Basically I would like to run multiple MPI ranks on a single GPU (NVidia K20c), and I am aware of the existence of MPS and Kepler's Hyper-Q.
However, my question is, is Hyper-Q itself enough for my need? Or I have to use MPS? According to the above Hyper-Q link, "No extra coding effort is necessary to enable Hyper-Q. All it takes is a Tesla K20 GPU with a CUDA 5 installation and setting an environment variable to let multiple MPI ranks share the GPU – Hyper-Q is then ready to use."
Does this mean that I don't need MPS at all?
p.s., I am also aware of the following question on a similar topic, but it seems that doesn't answer my question clearly. Do I have to use the MPS (MULTI-PROCESS SERVICE) when using CUDA6.5 + MPI?
Thanks.
You can run multiple MPI ranks without MPS on a single GPU. In that case, all the rank (GPU) code will serialize.
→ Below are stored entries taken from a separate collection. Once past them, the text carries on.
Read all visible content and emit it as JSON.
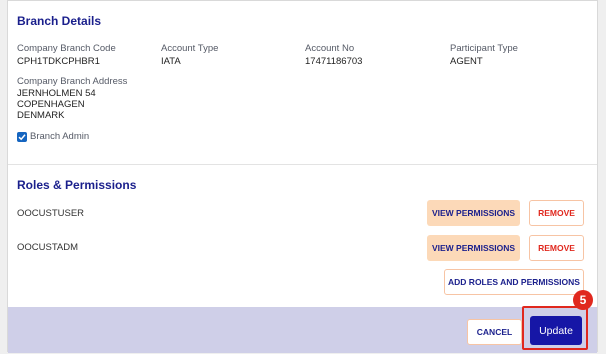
{
  "branch_details": {
    "title": "Branch Details",
    "fields": [
      {
        "label": "Company Branch Code",
        "value": "CPH1TDKCPHBR1"
      },
      {
        "label": "Account Type",
        "value": "IATA"
      },
      {
        "label": "Account No",
        "value": "17471186703"
      },
      {
        "label": "Participant Type",
        "value": "AGENT"
      }
    ],
    "address_label": "Company Branch Address",
    "address_lines": [
      "JERNHOLMEN 54",
      "COPENHAGEN",
      "DENMARK"
    ],
    "branch_admin_label": "Branch Admin",
    "branch_admin_checked": true
  },
  "roles": {
    "title": "Roles & Permissions",
    "items": [
      {
        "name": "OOCUSTUSER",
        "view_label": "VIEW PERMISSIONS",
        "remove_label": "REMOVE"
      },
      {
        "name": "OOCUSTADM",
        "view_label": "VIEW PERMISSIONS",
        "remove_label": "REMOVE"
      }
    ],
    "add_label": "ADD ROLES AND PERMISSIONS"
  },
  "footer": {
    "cancel_label": "CANCEL",
    "update_label": "Update"
  },
  "step_badge": "5",
  "colors": {
    "accent": "#1a1f8c",
    "highlight": "#e0281e",
    "primary_button": "#1616a6",
    "soft_button": "#fcd9b8",
    "footer_bg": "#cfcfe8"
  }
}
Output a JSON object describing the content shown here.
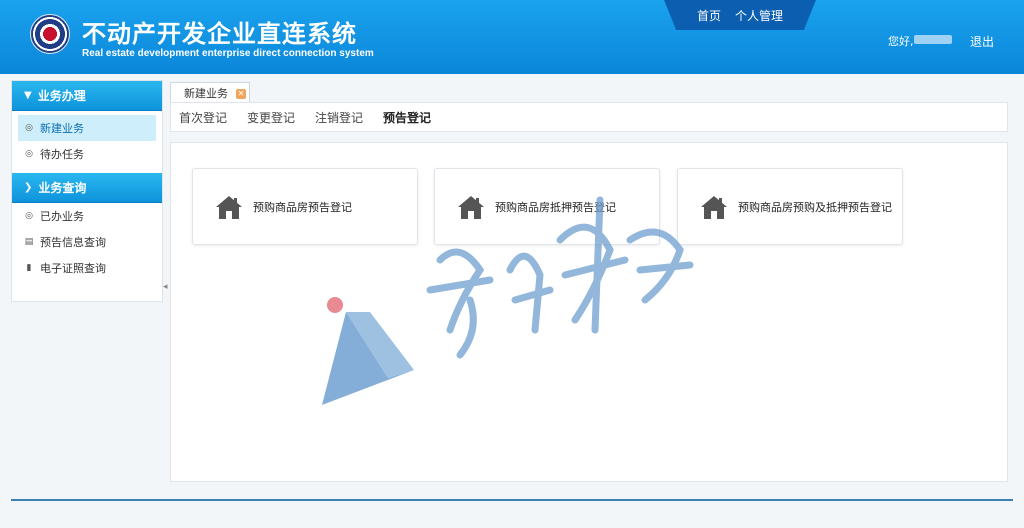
{
  "header": {
    "title_cn": "不动产开发企业直连系统",
    "title_en": "Real estate development enterprise direct connection system",
    "nav": [
      "首页",
      "个人管理"
    ],
    "greeting": "您好,",
    "logout": "退出"
  },
  "sidebar": {
    "sections": [
      {
        "title": "业务办理",
        "icon": "chevron-down-icon",
        "items": [
          {
            "label": "新建业务",
            "icon": "circle-bullet-icon",
            "active": true
          },
          {
            "label": "待办任务",
            "icon": "circle-bullet-icon",
            "active": false
          }
        ]
      },
      {
        "title": "业务查询",
        "icon": "chevron-right-icon",
        "items": [
          {
            "label": "已办业务",
            "icon": "circle-bullet-icon"
          },
          {
            "label": "预告信息查询",
            "icon": "document-icon"
          },
          {
            "label": "电子证照查询",
            "icon": "document-icon"
          }
        ]
      }
    ]
  },
  "tabs": {
    "active_tab": "新建业务"
  },
  "subnav": {
    "items": [
      "首次登记",
      "变更登记",
      "注销登记",
      "预告登记"
    ],
    "selected": "预告登记"
  },
  "cards": [
    {
      "label": "预购商品房预告登记",
      "icon": "house-icon"
    },
    {
      "label": "预购商品房抵押预告登记",
      "icon": "house-icon"
    },
    {
      "label": "预购商品房预购及抵押预告登记",
      "icon": "house-icon"
    }
  ],
  "colors": {
    "header": "#0b86d9",
    "sidebar_head": "#1aa7e8",
    "active_item": "#cfeefb",
    "watermark": "#6f9fd0"
  }
}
A given rank's GPU code will only begin to execute when the GPU code associated with the previous rank has completely finished and exited the GPU.
If you want to have any opportunity for the GPU code from one rank to execute concurrently with the GPU code from another rank, then MPS will be necessary. If the GPU code associated with a rank makes full usage of the GPU, then you're not likely to see much benefit from MPS. The significant benefit will be observed with the rank GPU code can execute concurrently with the GPU code of another rank.